How is the lump sum payment calculated for a Fly Fitness franchisee termination due to default?
Fly_Fitness Franchise · 2024 FDDAnswer from 2024 FDD Document
- 18.1.8. in the event this Agreement is terminated due to Franchisee's default, pay Franchisor a lump sum payment (as liquidated damages and not as a penalty) in an amount equal to: (a) the average weekly Royalty Fee and Brand Fund Contribution payable by Franchisee over the twelve (12) month period immediately prior to the date of termination (or such shorter time period if the Franchised Business has been open less than twelve (12) months); (b) multiplied by the lesser of (i) twenty-four (24) months or (ii) the number of months then remaining in the then-current term of this Agreement. Franchisee acknowledges that a precise calculation of the full extent of the damages Franchisor will incur in the event of termination of this Agreement as a result of Franchisee's default is difficult to determine and that this lump sum payment is reasonable in light thereof. The liquidated damages payable by Franchisee pursuant to this Section 18.1.8 shall be in addition to all other amounts payable under this Agreement and shall not affect Franchisor's right to obtain appropriate injunctive relief and remedies pursuant to any other provision of this Agreement; and
Source: Item 22 — CONTRACTS (FDD pages 44–45)
What This Means (2024 FDD)
According to Fly Fitness's 2024 Franchise Disclosure Document, if the Franchise Agreement is terminated due to the franchisee's default, the franchisee must pay Fly Fitness a lump sum payment. This payment serves as liquidated damages and not as a penalty.
The lump sum is calculated by first determining the average weekly Royalty Fee and Brand Fund Contribution payable by the franchisee over the twelve (12) month period immediately before the termination date. If the Fly Fitness business has been open for less than twelve months, the average is calculated over the shorter period. This average weekly amount is then multiplied by the lesser of twenty-four (24) months or the number of months remaining in the current term of the Franchise Agreement.

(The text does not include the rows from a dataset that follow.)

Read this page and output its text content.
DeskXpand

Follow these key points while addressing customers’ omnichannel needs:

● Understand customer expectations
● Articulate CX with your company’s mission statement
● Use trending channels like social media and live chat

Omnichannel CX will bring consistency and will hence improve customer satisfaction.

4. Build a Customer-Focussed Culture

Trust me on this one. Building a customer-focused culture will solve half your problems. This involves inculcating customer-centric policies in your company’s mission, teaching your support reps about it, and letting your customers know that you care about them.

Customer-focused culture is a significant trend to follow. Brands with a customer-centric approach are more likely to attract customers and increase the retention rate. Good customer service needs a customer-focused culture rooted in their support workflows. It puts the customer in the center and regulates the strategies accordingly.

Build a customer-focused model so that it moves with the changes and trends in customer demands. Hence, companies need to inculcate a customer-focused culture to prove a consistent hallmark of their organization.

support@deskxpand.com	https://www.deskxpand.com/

The FDD states that Fly Fitness recognizes that precisely calculating the full extent of damages from a franchisee's default is difficult to determine, and this lump sum payment is considered a reasonable estimate of those damages. This lump sum payment is in addition to any other amounts the franchisee owes under the Franchise Agreement, and it does not affect Fly Fitness's right to seek injunctive relief or other remedies available under the agreement.